Na zijn traditionele “dank je” gaf minister Weyts opnieuw een heel bekend overzicht van diverse, in dezen relevante elementen tot en met het “Kleine kinderen, grote kansen” van de Koning Boudewijnstichting toe. Was dat al niet de derde keer in een beperkte tijdsperiode? Tussendoor zei hij in de eerste jaarhelft de resultaten te verwachten van het OESO-project, waaraan Vlaanderen deelnam, “Professional learning for quality teaching” (voor een wat uitvoeriger opzet van die studie: zie de brochure in kwestie).
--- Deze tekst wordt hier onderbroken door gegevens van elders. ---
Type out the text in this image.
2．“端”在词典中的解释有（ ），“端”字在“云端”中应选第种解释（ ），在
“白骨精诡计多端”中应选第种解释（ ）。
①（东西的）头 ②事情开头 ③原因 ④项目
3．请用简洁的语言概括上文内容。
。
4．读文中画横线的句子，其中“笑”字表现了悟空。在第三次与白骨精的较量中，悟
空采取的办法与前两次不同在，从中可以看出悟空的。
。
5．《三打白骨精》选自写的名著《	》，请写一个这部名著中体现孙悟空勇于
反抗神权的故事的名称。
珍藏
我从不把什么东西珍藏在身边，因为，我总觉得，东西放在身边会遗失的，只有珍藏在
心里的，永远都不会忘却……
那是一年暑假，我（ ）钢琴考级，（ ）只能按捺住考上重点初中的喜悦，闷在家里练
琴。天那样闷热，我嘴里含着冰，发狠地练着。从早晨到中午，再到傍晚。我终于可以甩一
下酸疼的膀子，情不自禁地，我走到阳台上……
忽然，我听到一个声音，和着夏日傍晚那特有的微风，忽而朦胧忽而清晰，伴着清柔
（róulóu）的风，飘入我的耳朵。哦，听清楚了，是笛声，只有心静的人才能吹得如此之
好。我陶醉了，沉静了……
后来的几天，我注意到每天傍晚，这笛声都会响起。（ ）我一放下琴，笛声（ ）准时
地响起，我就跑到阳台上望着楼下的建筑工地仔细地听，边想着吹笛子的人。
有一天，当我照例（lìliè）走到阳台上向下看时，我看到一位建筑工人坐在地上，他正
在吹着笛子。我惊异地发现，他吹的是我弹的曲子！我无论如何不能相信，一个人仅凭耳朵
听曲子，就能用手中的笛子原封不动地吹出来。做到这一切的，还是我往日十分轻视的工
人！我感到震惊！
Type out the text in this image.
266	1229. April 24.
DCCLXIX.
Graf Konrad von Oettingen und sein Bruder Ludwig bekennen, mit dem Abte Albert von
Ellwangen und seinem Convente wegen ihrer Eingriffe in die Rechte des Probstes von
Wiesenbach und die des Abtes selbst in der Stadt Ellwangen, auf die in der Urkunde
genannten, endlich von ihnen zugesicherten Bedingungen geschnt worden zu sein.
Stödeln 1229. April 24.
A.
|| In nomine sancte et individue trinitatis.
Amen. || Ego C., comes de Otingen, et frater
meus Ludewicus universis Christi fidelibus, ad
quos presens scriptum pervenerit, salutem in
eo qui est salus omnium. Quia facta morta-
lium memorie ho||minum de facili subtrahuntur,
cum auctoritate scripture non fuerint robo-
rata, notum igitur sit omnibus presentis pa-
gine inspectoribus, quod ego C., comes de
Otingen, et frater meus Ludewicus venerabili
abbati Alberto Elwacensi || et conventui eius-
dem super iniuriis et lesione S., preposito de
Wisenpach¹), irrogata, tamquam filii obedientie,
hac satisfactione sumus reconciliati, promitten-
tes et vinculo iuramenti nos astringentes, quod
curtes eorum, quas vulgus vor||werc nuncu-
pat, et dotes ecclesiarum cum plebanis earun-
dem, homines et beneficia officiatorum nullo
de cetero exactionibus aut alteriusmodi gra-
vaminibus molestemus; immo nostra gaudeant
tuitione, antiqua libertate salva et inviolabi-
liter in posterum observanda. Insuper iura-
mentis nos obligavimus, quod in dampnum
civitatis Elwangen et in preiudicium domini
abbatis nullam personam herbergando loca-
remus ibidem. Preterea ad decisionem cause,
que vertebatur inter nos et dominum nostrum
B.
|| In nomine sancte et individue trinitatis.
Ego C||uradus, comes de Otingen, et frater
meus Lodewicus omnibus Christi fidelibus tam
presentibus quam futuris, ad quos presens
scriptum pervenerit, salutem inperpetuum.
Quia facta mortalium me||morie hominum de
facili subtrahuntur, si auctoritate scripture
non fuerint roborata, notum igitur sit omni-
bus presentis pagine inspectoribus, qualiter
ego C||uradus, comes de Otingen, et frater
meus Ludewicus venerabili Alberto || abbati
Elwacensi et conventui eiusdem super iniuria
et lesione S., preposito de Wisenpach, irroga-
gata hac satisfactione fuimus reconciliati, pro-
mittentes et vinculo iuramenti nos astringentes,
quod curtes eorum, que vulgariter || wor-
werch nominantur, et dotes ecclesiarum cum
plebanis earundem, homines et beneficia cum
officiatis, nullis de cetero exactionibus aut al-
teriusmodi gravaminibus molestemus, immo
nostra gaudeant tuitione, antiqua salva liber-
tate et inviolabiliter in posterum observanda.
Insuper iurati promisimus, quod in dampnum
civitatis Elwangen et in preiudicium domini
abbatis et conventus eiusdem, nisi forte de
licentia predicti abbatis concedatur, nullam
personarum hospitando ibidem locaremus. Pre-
Waarna hij vervolgens enthousiast voortvertelde over de meelooptrajecten voor aspirant-directeurs (niet langer geleden dan 25 februari, weet je nog, beste lezer?) en professionaliseringsprojecten voor schoolleiders, die ook al enkele keren ter sprake gekomen waren de afgelopen tijd. Én het verhaal van het strategisch communicatieplan inzake meer instroom in en minder uitstroom uit het lerarenberoep, waarvoor een communicatiebureau aangesteld was.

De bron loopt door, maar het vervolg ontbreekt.